As for your specific use case, you could run this with find if that's how you are locating your 'F3.bam' files. For example:

find /some/path -name F3.bam -exec copy2up.sh {} +
1

Using find and shell (POSIX sh/bash/Korn/zsh) parameter substitution expansion as following.

find . -type f -name "F3.bam" -execdir sh -c '
    trgt="${PWD%/*/*}"; echo cp -v "$1" "${trgt}/${trgt##*/}_${1#./}" ' _ '{}' \;

Explanations::

We are looking for the files only matching F3.bam and with -execdir here, find is changing the current directory to the directory where file F3.bam found then execute the sh -c ' ... ' within that directory itself.
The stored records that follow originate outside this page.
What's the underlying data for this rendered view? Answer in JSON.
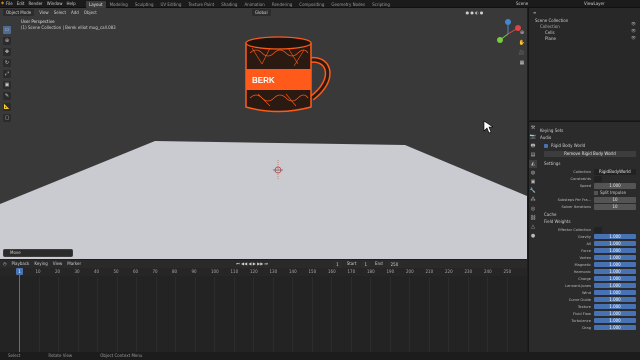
{
  "menus": [
    "File",
    "Edit",
    "Render",
    "Window",
    "Help"
  ],
  "workspaces": [
    "Layout",
    "Modeling",
    "Sculpting",
    "UV Editing",
    "Texture Paint",
    "Shading",
    "Animation",
    "Rendering",
    "Compositing",
    "Geometry Nodes",
    "Scripting"
  ],
  "active_workspace": "Layout",
  "top_right": {
    "scene": "Scene",
    "view_layer": "ViewLayer"
  },
  "viewport": {
    "mode": "Object Mode",
    "menus": [
      "View",
      "Select",
      "Add",
      "Object"
    ],
    "transform": "Global",
    "title": "User Perspective",
    "subtitle": "(1) Scene Collection | Berek elliot mug_call.083",
    "mug_text": "BERK",
    "last_op": "Move"
  },
  "tools": [
    "select",
    "cursor",
    "move",
    "rotate",
    "scale",
    "transform",
    "annotate",
    "measure",
    "add"
  ],
  "outliner": {
    "items": [
      {
        "label": "Scene Collection",
        "indent": 0
      },
      {
        "label": "Collection",
        "indent": 1
      },
      {
        "label": "Cells",
        "indent": 2
      },
      {
        "label": "Plane",
        "indent": 2
      }
    ]
  },
  "properties": {
    "keying_sets": "Keying Sets",
    "audio": "Audio",
    "rigid_body_world_checkbox": "Rigid Body World",
    "remove_button": "Remove Rigid Body World",
    "settings": "Settings",
    "collection_label": "Collection",
    "collection_value": "RigidBodyWorld",
    "constraints_label": "Constraints",
    "speed_label": "Speed",
    "speed_value": "1.000",
    "split_impulse": "Split Impulse",
    "substeps_label": "Substeps Per Fra...",
    "substeps_value": "10",
    "solver_label": "Solver Iterations",
    "solver_value": "10",
    "cache": "Cache",
    "field_weights": "Field Weights",
    "effector_label": "Effector Collection",
    "weights": [
      {
        "label": "Gravity",
        "value": "1.000"
      },
      {
        "label": "All",
        "value": "1.000"
      },
      {
        "label": "Force",
        "value": "1.000"
      },
      {
        "label": "Vortex",
        "value": "1.000"
      },
      {
        "label": "Magnetic",
        "value": "1.000"
      },
      {
        "label": "Harmonic",
        "value": "1.000"
      },
      {
        "label": "Charge",
        "value": "1.000"
      },
      {
        "label": "Lennard-Jones",
        "value": "1.000"
      },
      {
        "label": "Wind",
        "value": "1.000"
      },
      {
        "label": "Curve Guide",
        "value": "1.000"
      },
      {
        "label": "Texture",
        "value": "1.000"
      },
      {
        "label": "Fluid Flow",
        "value": "1.000"
      },
      {
        "label": "Turbulence",
        "value": "1.000"
      },
      {
        "label": "Drag",
        "value": "1.000"
      }
    ]
  },
  "timeline": {
    "menus": [
      "Playback",
      "Keying",
      "View",
      "Marker"
    ],
    "current_frame": "1",
    "start_label": "Start",
    "start": "1",
    "end_label": "End",
    "end": "250",
    "ticks": [
      "0",
      "10",
      "20",
      "30",
      "40",
      "50",
      "60",
      "70",
      "80",
      "90",
      "100",
      "110",
      "120",
      "130",
      "140",
      "150",
      "160",
      "170",
      "180",
      "190",
      "200",
      "210",
      "220",
      "230",
      "240",
      "250"
    ],
    "playhead": "1"
  },
  "statusbar": [
    "Select",
    "Rotate View",
    "Object Context Menu"
  ],
  "colors": {
    "accent": "#4772b3",
    "mug_orange": "#ff5a1a",
    "ground": "#c9cbd1"
  }
}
With trgt="${PWD%/*/*}" "cut-up-to-first-suffix": We are getting ride of the filename itself and two level of its sub-directories in /samples/mydata1/RUN1/ID_date**/PCR2/TIME1** (bold part that matches /*/* suffix will remove) and assign to variable trgt. So trgt is now set to /samples/mydata1/RUN1/ID_date for first file.
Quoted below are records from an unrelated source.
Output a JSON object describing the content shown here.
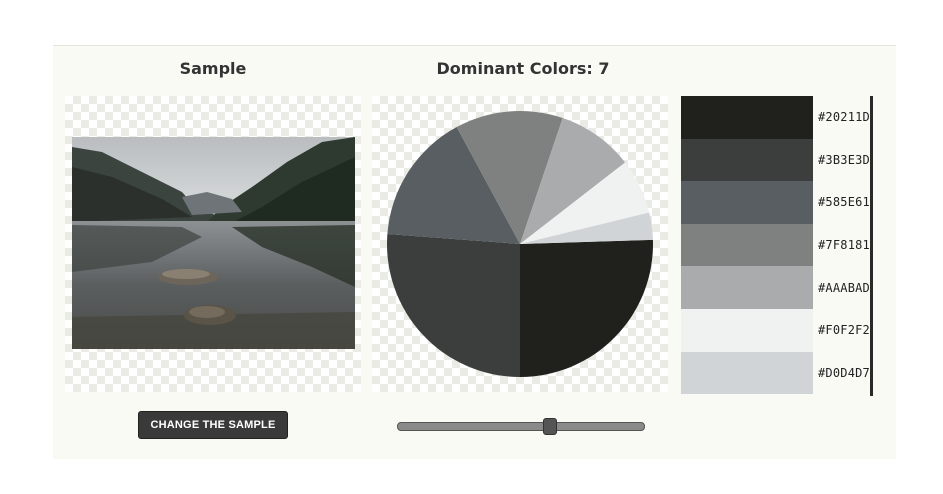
{
  "sample": {
    "heading": "Sample",
    "change_button_label": "CHANGE THE SAMPLE"
  },
  "dominant": {
    "heading": "Dominant Colors: 7",
    "slider_value_fraction": 0.62
  },
  "palette": [
    {
      "hex": "#20211D",
      "label": "#20211D",
      "share": 0.255
    },
    {
      "hex": "#3B3E3D",
      "label": "#3B3E3D",
      "share": 0.262
    },
    {
      "hex": "#585E61",
      "label": "#585E61",
      "share": 0.159
    },
    {
      "hex": "#7F8181",
      "label": "#7F8181",
      "share": 0.131
    },
    {
      "hex": "#AAABAD",
      "label": "#AAABAD",
      "share": 0.093
    },
    {
      "hex": "#F0F2F2",
      "label": "#F0F2F2",
      "share": 0.067
    },
    {
      "hex": "#D0D4D7",
      "label": "#D0D4D7",
      "share": 0.033
    }
  ],
  "chart_data": {
    "type": "pie",
    "slices": [
      {
        "name": "#20211D",
        "value": 0.255
      },
      {
        "name": "#3B3E3D",
        "value": 0.262
      },
      {
        "name": "#585E61",
        "value": 0.159
      },
      {
        "name": "#7F8181",
        "value": 0.131
      },
      {
        "name": "#AAABAD",
        "value": 0.093
      },
      {
        "name": "#F0F2F2",
        "value": 0.067
      },
      {
        "name": "#D0D4D7",
        "value": 0.033
      }
    ]
  }
}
The "$1" is relative filepath ./filename to the current $PWD.

In ${trgt##*/}_ "cut-up-to-last-prefix": We used trgt variable value to get the sub-directory name which should pre-pend to the filename, So this will return only ID_date, ID2_date4 or IDxxx_datexxx, etc (removing everything until last slash / seen) and add a underscore _.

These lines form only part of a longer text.